Popup Not Working As Expected

[louislewis2]

Hi,

We recently found an issue with the way in which the popup determines when to close. Using Windows Server, IIS and virtual directories. The server hosts more than 1 deployed solution. virtual directories are used to partition deployed instances.

The server side might reside at: localhost/web1/ The client might reside at: localhost/ui1/

The virtual directory wont be part of the host string as you are looking for in popup.js https://github.com/SpoonX/aurelia-authentication/blob/master/src/popup.js#L65

This means the moment the user enters their credentials and submits the form, then the code outlined above sees the operation as complete and closes the popup.

The general flow is that the popup should open the login url, which it does. the user then enters credentials, if they are correct the server redirects to the the authorization page, which is where the user can choose whether to authorize the application or not. Due to the way popup.js is working this last part never happens, because the popup closed directly after the credentials are submitted.

In most cases OpenId Connect has application clients which it knows about in the backend. They are registered / stored with redirect urls, which is where the server will redirect to, if authentication and authorization was successful.

I think it would be beneficial if you provide a parameter which a user of your library can set. popup.js will then compare this variable to the current address in the popup and the outcome of that comparison will determine whether the popup should close or not. I dont think a new variable needs to be added either, simply using redirectUri should work as expected.

[RWOverdijk]

@louislewis2 Thank you for your extensive description. It sounds to me that your current solution is very much an edge-case caused by an irregular setup that we haven't recognized in our solution. I'm sorry to read that you're having problems matching those to this plugin and would love for it to work for you.

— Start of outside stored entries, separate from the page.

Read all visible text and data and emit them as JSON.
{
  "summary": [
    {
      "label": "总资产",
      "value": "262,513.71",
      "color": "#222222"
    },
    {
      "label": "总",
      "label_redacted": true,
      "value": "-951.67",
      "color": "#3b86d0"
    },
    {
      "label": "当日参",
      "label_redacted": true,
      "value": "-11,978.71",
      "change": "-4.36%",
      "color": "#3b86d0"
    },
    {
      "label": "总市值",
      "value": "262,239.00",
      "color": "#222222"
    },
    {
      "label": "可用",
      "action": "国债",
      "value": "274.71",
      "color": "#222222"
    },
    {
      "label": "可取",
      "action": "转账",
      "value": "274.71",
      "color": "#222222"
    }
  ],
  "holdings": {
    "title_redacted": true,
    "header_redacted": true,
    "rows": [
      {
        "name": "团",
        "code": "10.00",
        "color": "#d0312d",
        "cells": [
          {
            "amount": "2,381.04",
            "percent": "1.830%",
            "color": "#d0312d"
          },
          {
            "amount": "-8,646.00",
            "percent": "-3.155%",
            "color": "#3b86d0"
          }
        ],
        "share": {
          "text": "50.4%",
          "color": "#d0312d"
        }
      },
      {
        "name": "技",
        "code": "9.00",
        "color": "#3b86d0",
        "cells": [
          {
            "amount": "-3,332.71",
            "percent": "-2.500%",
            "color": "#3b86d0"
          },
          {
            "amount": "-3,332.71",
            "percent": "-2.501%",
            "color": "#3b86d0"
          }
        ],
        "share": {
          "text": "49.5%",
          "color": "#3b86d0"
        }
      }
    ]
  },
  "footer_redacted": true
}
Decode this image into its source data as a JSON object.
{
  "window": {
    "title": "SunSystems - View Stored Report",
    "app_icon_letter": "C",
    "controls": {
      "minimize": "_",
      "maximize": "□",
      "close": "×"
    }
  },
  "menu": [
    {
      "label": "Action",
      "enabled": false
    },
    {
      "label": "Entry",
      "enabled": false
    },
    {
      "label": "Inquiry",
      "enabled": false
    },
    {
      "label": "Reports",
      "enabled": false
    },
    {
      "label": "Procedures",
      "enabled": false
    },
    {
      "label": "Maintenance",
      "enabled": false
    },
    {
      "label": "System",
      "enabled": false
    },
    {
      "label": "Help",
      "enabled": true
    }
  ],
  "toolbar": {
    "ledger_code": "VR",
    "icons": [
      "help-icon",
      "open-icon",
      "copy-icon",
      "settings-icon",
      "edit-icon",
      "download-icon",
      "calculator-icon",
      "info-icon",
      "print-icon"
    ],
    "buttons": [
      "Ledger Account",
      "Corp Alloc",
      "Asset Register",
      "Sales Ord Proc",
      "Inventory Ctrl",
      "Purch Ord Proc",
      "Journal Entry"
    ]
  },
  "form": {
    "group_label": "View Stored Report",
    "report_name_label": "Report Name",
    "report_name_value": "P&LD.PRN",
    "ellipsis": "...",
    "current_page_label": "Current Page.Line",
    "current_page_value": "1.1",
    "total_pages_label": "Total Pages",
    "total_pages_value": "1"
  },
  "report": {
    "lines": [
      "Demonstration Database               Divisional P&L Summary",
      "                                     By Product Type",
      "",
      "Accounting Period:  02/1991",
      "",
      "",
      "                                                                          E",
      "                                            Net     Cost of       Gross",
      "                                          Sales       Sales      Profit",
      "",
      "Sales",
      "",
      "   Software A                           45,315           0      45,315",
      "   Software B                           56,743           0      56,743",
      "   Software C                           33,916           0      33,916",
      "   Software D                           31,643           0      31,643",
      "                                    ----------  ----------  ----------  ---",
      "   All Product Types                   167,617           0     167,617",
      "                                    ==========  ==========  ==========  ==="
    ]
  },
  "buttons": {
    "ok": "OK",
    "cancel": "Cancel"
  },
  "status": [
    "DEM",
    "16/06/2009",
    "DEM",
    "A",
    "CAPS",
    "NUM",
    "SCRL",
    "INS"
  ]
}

If you can provide a BC fix, I'd be more than willing to accept a PR. Sounds like a nice addition! Please keep our contributing guidelines in mind, and reference this issue in your PR.

Thank you once again.

[louislewis2]

@RWOverdijk Thanks for the reply. Okay I have forked and cloned and started going through the source. The primary change is in popper.js, because there is more than 1 way to implement this, I think it would be wise to discuss some options here first.

Based on my first pass through the source i came up with the following idea. within Popup.js

To the open method. Add another optional parameter called returnUrl. This will be stored as a local variable.

Within the pollpopup() method. line 65 you have the if statement to determine whether to accept resolve or reject the promise. My idea is to first check whether the returnUrl has been set, and if so it will be tested against the popup location, if that variable was not set it should then work as before.

If this is good so far, then I will start back tracing the code to see where calls to the open method will need to be updated and determine whether or not the idea will work throughout the code base.

You having more experience within your own source, I am hoping that you can look into the idea noted above and at least have an idea whether it could be a viable solution.

[RWOverdijk]

I think it's a pretty big change for such a problem. Wouldn't it simply be enough to match the auth path instead? Listen for host?